The Princess of Montpensier, Tavernier’s historical journey

Le réalisateur Bertrand Tavernier.

Absent from the Competition since 1990, Bertrand Tavernier is back before the Feature Film Jury with a dramatic film set in the sixteenth century (Grand Théâtre Lumière, 8:30, 15:00, 19:00) that showcases some of the most promising French actors of the new generation.

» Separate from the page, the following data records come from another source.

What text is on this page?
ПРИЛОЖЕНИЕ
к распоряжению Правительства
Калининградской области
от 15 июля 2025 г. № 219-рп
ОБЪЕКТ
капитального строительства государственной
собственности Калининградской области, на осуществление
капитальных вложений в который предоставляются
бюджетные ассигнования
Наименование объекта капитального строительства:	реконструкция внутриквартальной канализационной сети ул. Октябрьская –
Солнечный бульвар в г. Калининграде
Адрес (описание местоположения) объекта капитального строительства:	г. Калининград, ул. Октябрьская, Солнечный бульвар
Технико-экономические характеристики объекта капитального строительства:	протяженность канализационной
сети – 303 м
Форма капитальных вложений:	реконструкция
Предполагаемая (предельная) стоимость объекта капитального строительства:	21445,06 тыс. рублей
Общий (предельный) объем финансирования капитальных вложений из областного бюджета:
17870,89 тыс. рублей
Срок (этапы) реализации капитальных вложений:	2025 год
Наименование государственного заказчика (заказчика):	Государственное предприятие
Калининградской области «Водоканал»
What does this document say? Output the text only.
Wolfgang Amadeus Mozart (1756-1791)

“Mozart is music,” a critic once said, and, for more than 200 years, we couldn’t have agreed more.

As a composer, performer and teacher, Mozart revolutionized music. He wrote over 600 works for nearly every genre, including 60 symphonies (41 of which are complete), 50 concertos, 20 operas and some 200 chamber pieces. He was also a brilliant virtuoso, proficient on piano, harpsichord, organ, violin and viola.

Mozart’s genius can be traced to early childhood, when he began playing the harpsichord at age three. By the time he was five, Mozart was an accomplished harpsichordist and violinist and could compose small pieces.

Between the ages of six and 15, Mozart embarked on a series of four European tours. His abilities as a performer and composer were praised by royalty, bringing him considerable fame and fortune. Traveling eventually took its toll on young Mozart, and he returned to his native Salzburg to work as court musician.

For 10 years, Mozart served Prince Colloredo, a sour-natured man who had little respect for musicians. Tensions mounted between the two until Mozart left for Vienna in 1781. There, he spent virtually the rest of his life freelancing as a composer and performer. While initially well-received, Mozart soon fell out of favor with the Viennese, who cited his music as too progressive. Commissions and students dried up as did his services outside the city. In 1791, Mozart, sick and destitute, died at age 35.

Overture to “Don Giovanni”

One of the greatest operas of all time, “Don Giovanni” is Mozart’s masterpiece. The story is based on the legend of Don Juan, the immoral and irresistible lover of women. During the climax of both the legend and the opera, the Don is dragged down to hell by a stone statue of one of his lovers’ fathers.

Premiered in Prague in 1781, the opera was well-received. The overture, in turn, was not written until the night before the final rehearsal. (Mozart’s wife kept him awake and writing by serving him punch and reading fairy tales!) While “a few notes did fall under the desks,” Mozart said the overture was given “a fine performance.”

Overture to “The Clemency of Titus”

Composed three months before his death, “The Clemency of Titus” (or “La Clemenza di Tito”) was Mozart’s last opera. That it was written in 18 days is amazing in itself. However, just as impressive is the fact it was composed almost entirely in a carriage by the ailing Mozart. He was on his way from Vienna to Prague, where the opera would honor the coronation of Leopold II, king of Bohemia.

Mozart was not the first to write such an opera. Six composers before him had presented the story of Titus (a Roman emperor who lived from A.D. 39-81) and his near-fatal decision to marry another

It has been twenty years since the Festival de Cannes welcomed a film by Bertrand Tavernier in the selection for the Palme d’Or. It feels like an eternity since Daddy Nostalgie, his last feature film was in Competition in 1990.
With The Princess of Montpensier, an adaptation of a story written by Madame de La Fayette, Bertrand Tavernier reconnects with a long period in his film career that was devoted to exploring historical contexts: the history of Colonial Africa (Coup de torchon, 1980), the Hundred Years’ War (La passion Béatrice, 1987), the First World War (La Vie et rien d’autre, 1989, and Capitaine Conan, 1996), or the war in Algeria (La Guerre sans nom, 1991).
“I wanted to immerse myself in the sixteenth century of the Princess and take it in completely, really enter into this era like I did for James Lee Burke’s Louisiana,” the director explains, alluding to his previous film, Dans la brume électrique (2009).
This new feature film, which deals with the intense rivalry between the suitors to a rich heiress of the realm, features Lambert Wilson and some of the most talented representatives of the new generation of French actors. So, Mélanie Thierry (Le Dernier pour la route, 2009) is courted by Gaspard Ulliel, (Un barrage contre le Pacifique, 2009), Grégoire Leprince-Ringuet (L’armée du crime, 2009), and Raphaël Personaz (Rose et Noir, 2009).
“I admired them. I watched them. They inspired me, moved me, resonated with me,” Bertrand Tavernier says of his actors. “I tried to create a space around them where they would be comfortable and feel like they were contemporaries of the period.”